Maroc, Europe, Chine, ou un billard à trois bandes

Point de vue juin 2019

Maroc, Europe, Chine, ou un billard à trois bandes

Depuis plus d’une décennie le Maroc essaie en vain de tisser des liens économiques équilibrés avec la Chine et attirer ses investisseurs. Mais derrière la puissance de ce pays se cache un agenda que le Maroc n’arrive pas toujours à cerner. Sans réelle connaissance ni de la langue, ni de la culture ni des pratiques d’affaires, il y va à sa manière. Les multiples tentatives d’investissements chinois avortés au Maroc témoignent de la complexité de ce pays et appellent à une introspection.

Le premier grand projet remonte à 2005, à un moment où le Maroc préparait la mise en exploitation de TangerMed. Cette infrastructure a éveillé l’appétit des Chinois qui ont compris que le Maroc était une porte d’entrée vers l’Europe et à la main-d’œuvre bon marché. Une entreprise publique chinoise s’est alors rapprochée du Premier Ministre de l’époque, Driss Jettou, pour négocier la construction d’un second port de transbordement dédié à la Chine. Le choix s’est porté sur Nador, et l’idée du projet Nador West Med est née; une plateforme d’exportation dédiée aux entreprises chinoises pour desservir l’Europe.

Jettou avait personnellement mené les discussions avec cette holding publique pendant près de deux ans. Sauf que sous l’effet de la crise mondiale de 2008, ce groupe avait bizarrement coupé l’écoute et n’a plus donné suite. Même les courriers diplomatiques vers Pékin sont restés lettre morte!

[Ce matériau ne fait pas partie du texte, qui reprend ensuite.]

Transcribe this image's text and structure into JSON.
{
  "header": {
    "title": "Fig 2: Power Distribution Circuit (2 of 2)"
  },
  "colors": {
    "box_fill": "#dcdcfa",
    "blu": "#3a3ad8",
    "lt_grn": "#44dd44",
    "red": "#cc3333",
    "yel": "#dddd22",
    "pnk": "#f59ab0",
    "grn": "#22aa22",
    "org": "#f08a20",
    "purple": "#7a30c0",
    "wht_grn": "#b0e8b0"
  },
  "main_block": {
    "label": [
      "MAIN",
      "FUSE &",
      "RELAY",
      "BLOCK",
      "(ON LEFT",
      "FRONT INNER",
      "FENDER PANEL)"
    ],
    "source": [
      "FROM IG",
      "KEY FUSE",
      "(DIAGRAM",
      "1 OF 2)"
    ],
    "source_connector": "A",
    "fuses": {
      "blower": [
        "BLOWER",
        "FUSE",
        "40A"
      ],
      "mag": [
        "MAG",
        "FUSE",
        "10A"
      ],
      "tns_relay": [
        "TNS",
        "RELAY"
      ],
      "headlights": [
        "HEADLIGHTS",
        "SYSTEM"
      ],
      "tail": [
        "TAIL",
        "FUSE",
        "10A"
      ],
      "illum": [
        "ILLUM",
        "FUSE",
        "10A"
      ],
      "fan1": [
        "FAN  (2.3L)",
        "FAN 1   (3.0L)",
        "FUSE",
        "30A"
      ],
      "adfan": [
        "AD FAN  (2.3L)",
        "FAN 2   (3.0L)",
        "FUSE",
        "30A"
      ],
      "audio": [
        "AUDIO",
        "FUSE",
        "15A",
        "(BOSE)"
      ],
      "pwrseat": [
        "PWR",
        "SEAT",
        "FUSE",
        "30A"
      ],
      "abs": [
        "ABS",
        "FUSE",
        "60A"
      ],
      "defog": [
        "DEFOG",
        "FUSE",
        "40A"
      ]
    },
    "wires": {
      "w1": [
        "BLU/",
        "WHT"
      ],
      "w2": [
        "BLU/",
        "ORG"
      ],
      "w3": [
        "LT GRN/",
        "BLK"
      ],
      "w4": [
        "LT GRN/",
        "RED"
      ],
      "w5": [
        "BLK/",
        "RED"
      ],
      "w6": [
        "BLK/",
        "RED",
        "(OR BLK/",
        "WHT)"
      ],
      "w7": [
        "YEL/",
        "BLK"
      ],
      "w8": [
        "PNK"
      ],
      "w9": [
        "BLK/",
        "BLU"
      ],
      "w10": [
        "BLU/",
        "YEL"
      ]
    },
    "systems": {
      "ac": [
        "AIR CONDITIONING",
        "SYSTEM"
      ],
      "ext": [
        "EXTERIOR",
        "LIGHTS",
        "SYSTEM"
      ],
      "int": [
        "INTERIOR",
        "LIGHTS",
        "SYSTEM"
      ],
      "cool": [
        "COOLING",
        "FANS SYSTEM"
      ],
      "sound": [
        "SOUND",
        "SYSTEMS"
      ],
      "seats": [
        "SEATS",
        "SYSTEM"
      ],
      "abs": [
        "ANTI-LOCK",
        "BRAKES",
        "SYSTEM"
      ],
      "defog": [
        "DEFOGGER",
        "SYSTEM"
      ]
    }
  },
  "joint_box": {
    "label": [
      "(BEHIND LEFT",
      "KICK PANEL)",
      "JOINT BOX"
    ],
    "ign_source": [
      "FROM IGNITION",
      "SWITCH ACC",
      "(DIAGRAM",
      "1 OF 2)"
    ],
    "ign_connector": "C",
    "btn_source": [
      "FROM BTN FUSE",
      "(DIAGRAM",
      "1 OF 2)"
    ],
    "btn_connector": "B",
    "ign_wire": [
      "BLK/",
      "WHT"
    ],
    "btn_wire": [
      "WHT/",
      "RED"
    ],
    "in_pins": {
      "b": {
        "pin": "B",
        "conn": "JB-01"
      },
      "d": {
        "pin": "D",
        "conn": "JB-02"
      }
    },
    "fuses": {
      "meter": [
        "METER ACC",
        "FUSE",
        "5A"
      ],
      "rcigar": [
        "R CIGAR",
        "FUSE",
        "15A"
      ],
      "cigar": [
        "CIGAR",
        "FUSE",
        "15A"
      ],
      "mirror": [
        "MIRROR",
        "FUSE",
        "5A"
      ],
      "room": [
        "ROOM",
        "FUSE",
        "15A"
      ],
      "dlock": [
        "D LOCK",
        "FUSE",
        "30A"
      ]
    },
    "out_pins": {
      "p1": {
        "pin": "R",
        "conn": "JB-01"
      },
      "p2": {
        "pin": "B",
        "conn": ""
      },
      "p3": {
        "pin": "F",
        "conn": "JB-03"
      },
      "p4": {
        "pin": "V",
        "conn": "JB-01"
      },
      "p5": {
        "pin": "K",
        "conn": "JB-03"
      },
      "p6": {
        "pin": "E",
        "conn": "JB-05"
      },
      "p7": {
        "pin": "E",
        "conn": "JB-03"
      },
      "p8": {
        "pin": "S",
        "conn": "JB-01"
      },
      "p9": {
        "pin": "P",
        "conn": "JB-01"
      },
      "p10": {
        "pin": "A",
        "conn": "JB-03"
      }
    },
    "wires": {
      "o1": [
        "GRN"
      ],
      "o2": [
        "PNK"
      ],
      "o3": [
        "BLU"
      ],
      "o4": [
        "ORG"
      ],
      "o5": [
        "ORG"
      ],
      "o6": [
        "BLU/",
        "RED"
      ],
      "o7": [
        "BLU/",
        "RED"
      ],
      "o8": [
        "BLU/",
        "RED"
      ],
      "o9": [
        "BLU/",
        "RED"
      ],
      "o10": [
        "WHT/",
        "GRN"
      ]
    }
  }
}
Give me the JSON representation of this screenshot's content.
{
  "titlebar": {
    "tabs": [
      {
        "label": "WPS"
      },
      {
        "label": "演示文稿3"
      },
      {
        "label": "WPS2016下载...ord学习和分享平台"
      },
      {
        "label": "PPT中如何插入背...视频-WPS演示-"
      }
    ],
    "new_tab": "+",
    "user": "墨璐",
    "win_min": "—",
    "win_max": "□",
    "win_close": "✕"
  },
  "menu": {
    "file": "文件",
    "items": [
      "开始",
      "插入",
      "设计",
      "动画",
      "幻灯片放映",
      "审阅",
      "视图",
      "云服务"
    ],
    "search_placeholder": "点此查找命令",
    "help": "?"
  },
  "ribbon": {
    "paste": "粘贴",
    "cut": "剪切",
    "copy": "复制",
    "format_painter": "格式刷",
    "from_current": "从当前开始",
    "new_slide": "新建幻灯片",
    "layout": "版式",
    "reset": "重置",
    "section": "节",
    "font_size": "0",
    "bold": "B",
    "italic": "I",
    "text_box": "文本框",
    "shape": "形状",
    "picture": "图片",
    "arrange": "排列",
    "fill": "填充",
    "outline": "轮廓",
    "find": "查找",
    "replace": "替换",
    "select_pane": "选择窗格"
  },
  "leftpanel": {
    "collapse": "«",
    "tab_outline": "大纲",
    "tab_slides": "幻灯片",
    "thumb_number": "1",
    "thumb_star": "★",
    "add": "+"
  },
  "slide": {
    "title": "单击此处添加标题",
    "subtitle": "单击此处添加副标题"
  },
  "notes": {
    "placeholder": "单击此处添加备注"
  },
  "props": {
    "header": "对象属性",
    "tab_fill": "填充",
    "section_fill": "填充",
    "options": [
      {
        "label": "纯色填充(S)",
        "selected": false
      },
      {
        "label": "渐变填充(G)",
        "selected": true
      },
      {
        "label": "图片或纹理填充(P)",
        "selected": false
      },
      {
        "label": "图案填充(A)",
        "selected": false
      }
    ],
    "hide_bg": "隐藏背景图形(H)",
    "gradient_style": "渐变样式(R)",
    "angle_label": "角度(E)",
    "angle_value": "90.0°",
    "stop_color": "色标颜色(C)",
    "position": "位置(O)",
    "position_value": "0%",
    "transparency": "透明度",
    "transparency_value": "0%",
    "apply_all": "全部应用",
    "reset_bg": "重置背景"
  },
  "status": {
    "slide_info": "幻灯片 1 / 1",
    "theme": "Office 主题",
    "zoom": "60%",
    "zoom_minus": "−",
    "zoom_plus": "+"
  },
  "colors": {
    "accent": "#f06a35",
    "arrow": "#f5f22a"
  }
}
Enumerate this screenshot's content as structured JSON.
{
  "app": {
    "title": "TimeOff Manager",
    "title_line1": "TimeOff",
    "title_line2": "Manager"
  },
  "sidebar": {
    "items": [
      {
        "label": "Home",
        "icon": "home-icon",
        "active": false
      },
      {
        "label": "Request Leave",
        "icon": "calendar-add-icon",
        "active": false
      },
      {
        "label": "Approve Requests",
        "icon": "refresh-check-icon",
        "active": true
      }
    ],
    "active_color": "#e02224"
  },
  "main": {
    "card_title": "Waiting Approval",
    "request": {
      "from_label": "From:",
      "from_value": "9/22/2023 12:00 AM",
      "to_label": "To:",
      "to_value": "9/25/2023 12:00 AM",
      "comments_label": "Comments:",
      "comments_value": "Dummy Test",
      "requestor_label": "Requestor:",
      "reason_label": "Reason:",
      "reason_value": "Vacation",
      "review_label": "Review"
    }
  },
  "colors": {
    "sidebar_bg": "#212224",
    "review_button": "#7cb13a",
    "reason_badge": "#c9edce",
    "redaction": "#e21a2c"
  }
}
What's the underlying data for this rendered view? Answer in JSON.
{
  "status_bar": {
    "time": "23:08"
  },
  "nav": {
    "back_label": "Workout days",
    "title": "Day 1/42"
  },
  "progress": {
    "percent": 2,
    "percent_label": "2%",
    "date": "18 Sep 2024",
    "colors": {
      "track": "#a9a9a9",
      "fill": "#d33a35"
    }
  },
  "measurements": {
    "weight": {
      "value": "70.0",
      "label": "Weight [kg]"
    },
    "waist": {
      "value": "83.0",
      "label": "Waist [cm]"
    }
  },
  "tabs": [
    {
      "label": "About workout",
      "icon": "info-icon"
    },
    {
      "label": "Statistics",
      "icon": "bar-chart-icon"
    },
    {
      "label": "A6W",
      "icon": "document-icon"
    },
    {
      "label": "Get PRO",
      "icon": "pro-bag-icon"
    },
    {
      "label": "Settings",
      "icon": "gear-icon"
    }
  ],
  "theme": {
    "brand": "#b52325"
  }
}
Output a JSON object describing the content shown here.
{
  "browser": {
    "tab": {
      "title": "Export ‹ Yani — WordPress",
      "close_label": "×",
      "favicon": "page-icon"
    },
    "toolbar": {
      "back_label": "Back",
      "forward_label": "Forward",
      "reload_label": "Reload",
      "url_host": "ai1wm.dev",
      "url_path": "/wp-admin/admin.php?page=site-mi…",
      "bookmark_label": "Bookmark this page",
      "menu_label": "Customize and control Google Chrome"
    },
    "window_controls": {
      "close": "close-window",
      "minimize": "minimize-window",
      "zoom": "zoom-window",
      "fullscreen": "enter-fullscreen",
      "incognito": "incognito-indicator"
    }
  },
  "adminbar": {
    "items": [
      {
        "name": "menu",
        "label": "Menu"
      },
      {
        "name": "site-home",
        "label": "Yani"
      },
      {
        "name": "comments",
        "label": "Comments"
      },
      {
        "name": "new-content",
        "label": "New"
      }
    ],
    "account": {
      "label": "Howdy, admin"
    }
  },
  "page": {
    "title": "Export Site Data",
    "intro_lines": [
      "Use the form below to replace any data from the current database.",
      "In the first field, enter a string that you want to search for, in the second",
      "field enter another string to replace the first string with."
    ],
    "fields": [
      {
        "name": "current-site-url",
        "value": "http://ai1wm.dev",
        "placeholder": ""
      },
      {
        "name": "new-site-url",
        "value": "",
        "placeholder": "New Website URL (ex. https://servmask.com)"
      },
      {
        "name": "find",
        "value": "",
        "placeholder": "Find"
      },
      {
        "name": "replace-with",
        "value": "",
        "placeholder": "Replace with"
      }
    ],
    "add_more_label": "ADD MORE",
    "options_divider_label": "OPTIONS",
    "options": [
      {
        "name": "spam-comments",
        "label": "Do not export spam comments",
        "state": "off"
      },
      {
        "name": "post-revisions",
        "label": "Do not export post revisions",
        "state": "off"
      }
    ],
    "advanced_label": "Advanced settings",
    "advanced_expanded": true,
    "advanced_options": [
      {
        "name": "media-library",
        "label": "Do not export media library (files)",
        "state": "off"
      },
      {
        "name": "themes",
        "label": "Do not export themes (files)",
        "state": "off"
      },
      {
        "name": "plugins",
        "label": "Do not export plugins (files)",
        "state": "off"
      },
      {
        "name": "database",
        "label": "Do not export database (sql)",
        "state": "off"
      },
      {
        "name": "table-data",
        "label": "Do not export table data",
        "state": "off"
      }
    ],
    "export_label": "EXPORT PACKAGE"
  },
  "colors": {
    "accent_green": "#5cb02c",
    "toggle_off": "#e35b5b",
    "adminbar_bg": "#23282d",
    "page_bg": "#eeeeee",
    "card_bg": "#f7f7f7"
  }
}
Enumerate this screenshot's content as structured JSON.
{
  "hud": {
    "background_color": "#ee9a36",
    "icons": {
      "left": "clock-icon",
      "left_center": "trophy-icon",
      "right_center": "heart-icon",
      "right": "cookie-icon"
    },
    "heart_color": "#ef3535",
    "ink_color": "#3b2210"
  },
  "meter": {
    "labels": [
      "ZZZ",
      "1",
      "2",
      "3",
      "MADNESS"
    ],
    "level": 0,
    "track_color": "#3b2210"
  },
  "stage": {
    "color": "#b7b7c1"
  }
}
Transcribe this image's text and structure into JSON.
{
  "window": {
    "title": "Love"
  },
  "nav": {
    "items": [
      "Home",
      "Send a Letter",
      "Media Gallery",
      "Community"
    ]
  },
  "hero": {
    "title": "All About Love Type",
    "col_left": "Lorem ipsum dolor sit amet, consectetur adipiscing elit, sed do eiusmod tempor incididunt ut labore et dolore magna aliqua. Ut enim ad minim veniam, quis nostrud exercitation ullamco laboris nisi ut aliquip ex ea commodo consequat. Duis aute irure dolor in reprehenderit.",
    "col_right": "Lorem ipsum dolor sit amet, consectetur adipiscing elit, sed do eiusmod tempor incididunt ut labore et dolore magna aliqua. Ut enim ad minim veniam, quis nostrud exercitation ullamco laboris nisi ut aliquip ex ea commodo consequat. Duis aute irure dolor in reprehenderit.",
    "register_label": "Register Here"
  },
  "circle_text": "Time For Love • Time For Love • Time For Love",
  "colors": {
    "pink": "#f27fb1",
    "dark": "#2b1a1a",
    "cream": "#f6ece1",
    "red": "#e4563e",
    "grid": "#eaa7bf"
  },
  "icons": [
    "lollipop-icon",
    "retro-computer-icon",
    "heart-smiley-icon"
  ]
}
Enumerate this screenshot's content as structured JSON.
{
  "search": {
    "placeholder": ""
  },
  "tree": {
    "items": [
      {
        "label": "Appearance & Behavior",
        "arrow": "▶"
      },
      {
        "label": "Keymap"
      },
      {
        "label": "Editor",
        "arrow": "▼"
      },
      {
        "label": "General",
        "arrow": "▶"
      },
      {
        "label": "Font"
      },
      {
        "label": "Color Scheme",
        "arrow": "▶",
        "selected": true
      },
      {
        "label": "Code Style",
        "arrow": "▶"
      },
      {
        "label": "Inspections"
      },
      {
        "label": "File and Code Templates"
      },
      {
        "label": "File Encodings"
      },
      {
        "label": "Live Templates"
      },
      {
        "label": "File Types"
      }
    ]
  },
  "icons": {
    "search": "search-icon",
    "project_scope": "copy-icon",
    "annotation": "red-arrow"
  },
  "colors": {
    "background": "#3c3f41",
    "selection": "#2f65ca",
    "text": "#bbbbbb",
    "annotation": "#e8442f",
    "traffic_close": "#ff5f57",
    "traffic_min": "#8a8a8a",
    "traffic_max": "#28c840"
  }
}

En 2016, le groupe Haite propose de construire une cité industrielle à Tanger aux contours pharaoniques : 100 milliards de dirhams d’investissement, 20.000 hectares, installation de 200 entreprises, création de 100.000 emplois… Dans la hâte, on proposera de nommer ce projet Cité Mohammed VI Tanger Tech. Haite, ce groupe privé, qui n’a pourtant aucune expérience dans l’aménagement de zones industrielles ou de villes nouvelles, se retirera aussi rapidement qu’il est arrivé, laissant le Maroc dans l’embarras.

Deux ans plus tard, le projet refait surface, avec cette fois-ci un nouveau promoteur chinois, China Communications Construction Corp, CCCC.

La même année, BMCE Bank of Africa confie la construction de son projet de gratte-ciel à Rabat à la holding publique China Railway Construction Corporation. Deux ans plus tard, le projet accusant un retard inquiétant, le Président Othman Benjelloun, pourtant reconnu pour sa proximité avec la Chine, retire le projet à CRCC et le confie à Besix et TGCC.

En 2017, le Souverain reçoit en audience le Président de BYD, fabricant de véhicules électriques, qui signe avec Moulay Hafid Elalamy la réalisation d’un écosystème industriel dédié aux solutions de transport électrique de BYD (automobile, camions, bus, Skyrail, batteries). 18 mois plus tard, aucun signal concret, si ce n’est des messages rassurants émanant du Ministère de l’Industrie.

Quelle conclusion tirer de ces expériences avortées? Si aujourd’hui la Chine est le plus grand contributeur en termes d’IDE en Afrique, pourquoi le Maroc ne reçoit-il que des miettes ?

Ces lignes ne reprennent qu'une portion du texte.